To determine the frequency distribution, first, we can list the unique values in the population function v=1-2-3-4-6-0:
1, 2, 3, 4, 6, 0
Next, we count the frequency of each value in the population function F=1-2-3-4-3-2:
For value 1, the frequency is 1.
For value 2, the frequency is 2.
For value 3, the frequency is 2.
For value 4, the frequency is 1.
Now we can represent the frequency distribution in a table format:
Value | Frequency
-------------------
1 | 1
2 | 2
3 | 2
4 | 1
6 | 0
0 | 1
To determine the range of the population function, we subtract the minimum value from the maximum value:
Range = Maximum value - Minimum value
= 6 - 0
= 6
To calculate the variance and standard deviation, we need to calculate the mean of the population function.

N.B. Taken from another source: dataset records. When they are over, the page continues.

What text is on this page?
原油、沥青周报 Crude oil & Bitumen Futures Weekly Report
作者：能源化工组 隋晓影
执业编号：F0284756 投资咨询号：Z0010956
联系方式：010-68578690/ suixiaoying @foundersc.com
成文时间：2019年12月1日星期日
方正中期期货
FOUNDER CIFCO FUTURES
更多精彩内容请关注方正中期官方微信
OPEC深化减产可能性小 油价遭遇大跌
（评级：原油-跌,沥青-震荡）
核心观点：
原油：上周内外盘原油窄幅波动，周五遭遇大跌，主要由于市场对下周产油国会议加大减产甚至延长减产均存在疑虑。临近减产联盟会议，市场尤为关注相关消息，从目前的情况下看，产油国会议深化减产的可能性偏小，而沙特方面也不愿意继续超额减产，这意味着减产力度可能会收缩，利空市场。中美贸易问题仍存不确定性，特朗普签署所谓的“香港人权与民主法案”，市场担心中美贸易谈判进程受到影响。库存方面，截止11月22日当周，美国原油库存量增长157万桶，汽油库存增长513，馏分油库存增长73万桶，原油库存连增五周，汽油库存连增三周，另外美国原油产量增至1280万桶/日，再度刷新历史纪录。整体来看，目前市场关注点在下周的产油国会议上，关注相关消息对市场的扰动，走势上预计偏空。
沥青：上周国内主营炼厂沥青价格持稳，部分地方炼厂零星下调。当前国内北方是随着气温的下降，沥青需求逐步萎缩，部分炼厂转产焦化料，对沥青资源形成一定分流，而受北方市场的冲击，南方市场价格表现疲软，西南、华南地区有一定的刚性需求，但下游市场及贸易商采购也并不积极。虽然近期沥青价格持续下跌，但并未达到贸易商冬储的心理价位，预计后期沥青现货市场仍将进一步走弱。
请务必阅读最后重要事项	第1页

Mean (μ) = (1 + 2 + 3 + 4 + 6 + 0) / 6
= 16 / 6
= 2.67 (approximately)
To calculate variance, we follow these steps:
1. Subtract the mean from each data point and square the result.
2. Multiply each squared difference by its corresponding frequency.
3. Sum all the multiplied values obtained from step 2.
4. Divide the sum obtained from step 3 by the total frequency.
Let's perform these calculations:
For value 1: (1 - 2.67)^2 * 1 = 2.1129
For value 2: (2 - 2.67)^2 * 2 = 4.8884
For value 3: (3 - 2.67)^2 * 2 = 0.3536
For value 4: (4 - 2.67)^2 * 1 = 1.7689
For value 6: (6 - 2.67)^2 * 0 = 0
For value 0: (0 - 2.67)^2 * 1 = 7.1489
Sum: 2.1129 + 4.8884 + 0.3536 + 1.7689 + 0 + 7.1489 = 16.2727
Variance = Sum / Total frequency = 16.2727 / 6 = 2.7121 (approximately)
Finally, to calculate the standard deviation, we take the square root of the variance:
Standard Deviation = sqrt(Variance) = sqrt(2.7121) = 1.6470 (approximately)
So, the frequency distribution is:
Value | Frequency
-------------------
1 | 1
2 | 2
3 | 2
4 | 1
6 | 0
0 | 1
The range is 6, the variance is 2.7121 (approximately), and the standard deviation is 1.6470 (approximately).